COVID-phobia can get you before COVID does

Simpson had seen constant changes in her blood pressure readings along with a fluctuating heart rate. After struggling with heart failure for 15 years, undergoing a double bypass, and living with an implanted pacemaker and defibrillator, she was really worried. But fear about being infected with the novel Coronavirus, and terrifying experiences in emergency rooms, had her refusing to return to the hospital. “If there was no Coronavirus, there was no question, I’d go immediately,” she said.

She is not alone. A survey of nine major hospitals earlier this month showed the number of severe heart attacks being treated in US hospitals dropping by nearly 40% since the novel Coronavirus took hold in March, leaving cardiologists worried about a second wave of deaths caused “indirectly” by COVID-19.

In other words, patients afraid to enter hospitals die at home or wait so long to seek care that they end up suffering massive damage to their hearts or brains. According to the study, patients with life-threatening conditions are no longer seeking treatment in large numbers. COVID-phobia has obviously been keeping people with serious heart and brain symptoms away from ERs (emergency rooms) what doctors now call  the “virus of fear”.

It’s not just the United States. Dr Valentin Fuster, editor of the Journal of American College of Cardiology, said he is getting so many papers from around the world on the steep decline in heart attack patients in hospitals that he simply cannot publish them all.

Closer home, a hospital in Jaipur, treated 45 heart attack patients in January. In February, there were 32, and in March, 12. In April, so far the number is just six.

Elkind, an attending neurologist at New York-Presbyterian, a hospital at the epicenter of the current pandemic that’s operating at surge capacity, with Covid-19 patients filling makeshift ICUs throughout the facility admits that the stroke unit, too, has been oddly quiet.

“People with stroke symptoms really need to know they should come in for treatment immediately to limit brain damage and severe paralysis, but don’t,” he said.

The steep reduction in patients coming to hospitals is puzzling, even shocking, to many clinicians. Some have floated the idea that aspects of the pandemic shutdown, including a decline in air pollution, fewer heavy restaurant meals, and less exertion from work might be leading to a reduction in heart attack and stroke incidence. But others caution that even if these factors exist, they are outweighed by the stress, isolation, lack of regular exercise, and higher intake of processed foods resulting from stay-at-home urge.

The main reason for the drop in patients, Dr. Elkind agrees is “fear”. “I think patients are scared to be exposed. Their perception is that hospitals are “hotbeds” for exposure and contamination.” 

The danger to patients from delaying treatment is so extreme that leaders of major heart organisations are responding with outreach programs to encourage patients to come in early for treatment.

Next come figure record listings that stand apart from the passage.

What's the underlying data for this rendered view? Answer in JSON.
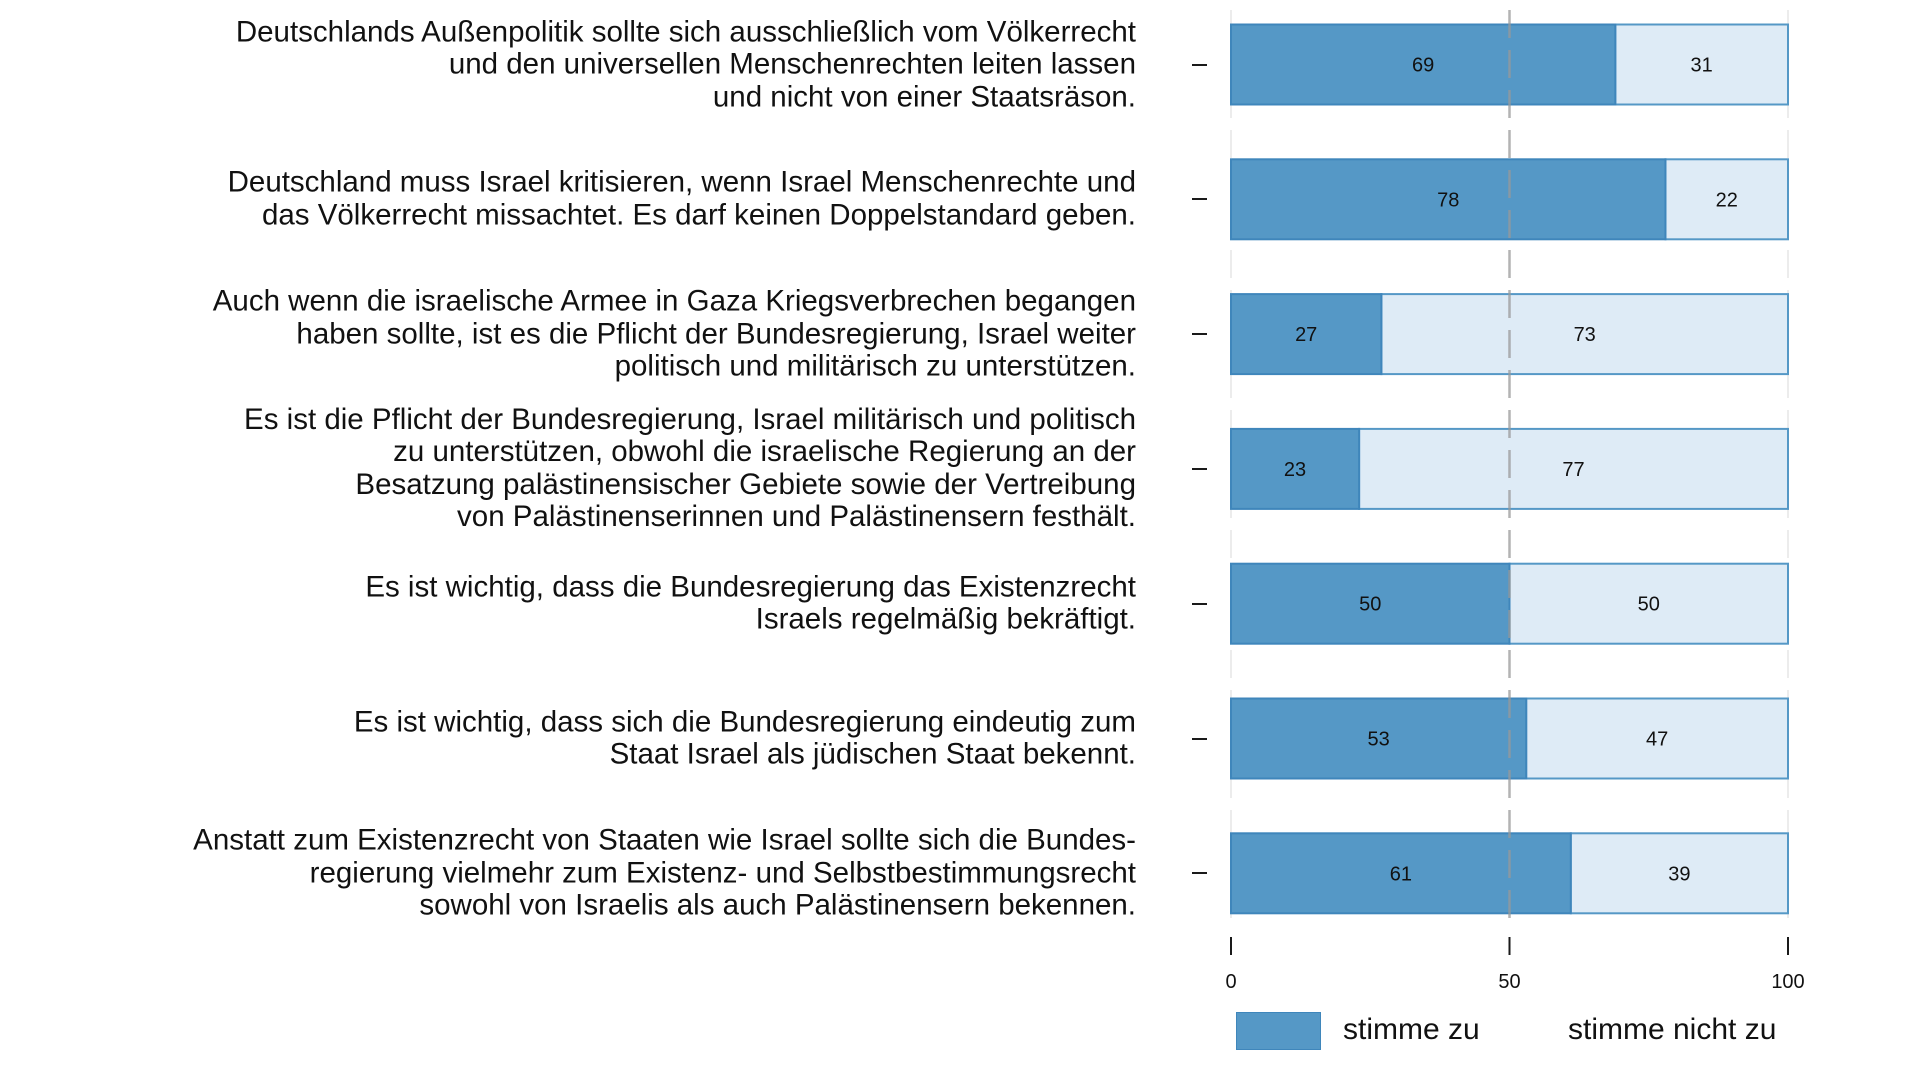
{
  "chart_data": {
    "type": "bar",
    "orientation": "horizontal",
    "stacked": true,
    "title": "",
    "xlabel": "",
    "ylabel": "",
    "xlim": [
      0,
      100
    ],
    "xticks": [
      0,
      50,
      100
    ],
    "xtick_labels": [
      "0",
      "50",
      "100"
    ],
    "reference_line": {
      "x": 50,
      "style": "dashed"
    },
    "grid": "dashed vertical lines at 0, 50, 100",
    "legend_position": "bottom",
    "categories": [
      [
        "Deutschlands Außenpolitik sollte sich ausschließlich vom Völkerrecht",
        "und den universellen Menschenrechten leiten lassen",
        "und nicht von einer Staatsräson."
      ],
      [
        "Deutschland muss Israel kritisieren, wenn Israel Menschenrechte und",
        "das Völkerrecht missachtet. Es darf keinen Doppelstandard geben."
      ],
      [
        "Auch wenn die israelische Armee in Gaza Kriegsverbrechen begangen",
        "haben sollte, ist es die Pflicht der Bundesregierung, Israel weiter",
        "politisch und militärisch zu unterstützen."
      ],
      [
        "Es ist die Pflicht der Bundesregierung, Israel militärisch und politisch",
        "zu unterstützen, obwohl die israelische Regierung an der",
        "Besatzung palästinensischer Gebiete sowie der Vertreibung",
        "von Palästinenserinnen und Palästinensern festhält."
      ],
      [
        "Es ist wichtig, dass die Bundesregierung das Existenzrecht",
        "Israels regelmäßig bekräftigt."
      ],
      [
        "Es ist wichtig, dass sich die Bundesregierung eindeutig zum",
        "Staat Israel als jüdischen Staat bekennt."
      ],
      [
        "Anstatt zum Existenzrecht von Staaten wie Israel sollte sich die Bundes-",
        "regierung vielmehr zum Existenz- und Selbstbestimmungsrecht",
        "sowohl von Israelis als auch Palästinensern bekennen."
      ]
    ],
    "series": [
      {
        "name": "stimme zu",
        "color": "#5598c6",
        "border": "#3f86bb",
        "values": [
          69,
          78,
          27,
          23,
          50,
          53,
          61
        ]
      },
      {
        "name": "stimme nicht zu",
        "color": "#deebf6",
        "border": "#5598c6",
        "values": [
          31,
          22,
          73,
          77,
          50,
          47,
          39
        ]
      }
    ],
    "data_labels": true
  },
  "legend": {
    "agree_label": "stimme zu",
    "disagree_label": "stimme nicht zu"
  }
}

A cardiologist from Connecticut tweeted that his 50-year-old brother died of a heart attack, at home alone. “Not COVID positive but COVID-phobic,” he regretted.

Cardiologists say they understand the fear among their patients with heart disease is because they have been told since the start of the pandemic that they are at the highest risk of complication and death if they do contract the new virus. Now, they worry that the cautionary public health messaging may have been “too effective”. 

“We want them to stay at home and be socially distant. But we didn’t mean stay at home if you’re having symptoms of a heart attack or stroke,” said Gulati, who also serves as editor of the American College of Cardiology’s patient education portal CardioSmart. “We want to keep patients safe, but we also want to keep them alive.”

There is the erroneous perception that there are no resources or staff to provide urgent or emergency care for non-COVID patients or that everything is deferred. That is wrong. And the deferral of care with heart failure can be deadly.

Today, hospitals have better procedures in place to segregate COVID-19 patients from the rest of the population. There are different units, different floors, and different staff for non-COVID-19 patients now. Patients should not be afraid to come in for care when they need. Globally, we are going to see adverse trends in cardiovascular deaths due to our patients not seeking care because of COVID-19.

Many are working to spread awareness of heart disease through a support group called Heart Sisters, urging anyone with heart symptoms to call 911 with the message “You need to go assured that emergency rooms are working hard to prevent exposure to the corona virus”. Closer in India, the authorities must make concerted efforts to dispel the stigma around COVID-19.

All said and done COVID-19 has thought us a lot about life… and death. First, shared adversity can foster a sense of community and affinity with others that can be masked in normal times. Second, even as we like to think we are masters of the world, now nature in the form of a tiny virus, is giving us a taste of our own medicine. Finally, facing up to mortality also has some simple practical implications. Death’s lesson is more than all about the limits we can exercise to control over our own life. 

It’s true, COVID-19 is highly infectious. But its mortality rate is still low. Phobia makes the disease bigger, forcing us into counterproductive overreactions.

(Dr. Francisco Colaço is a seniormost consulting physician.)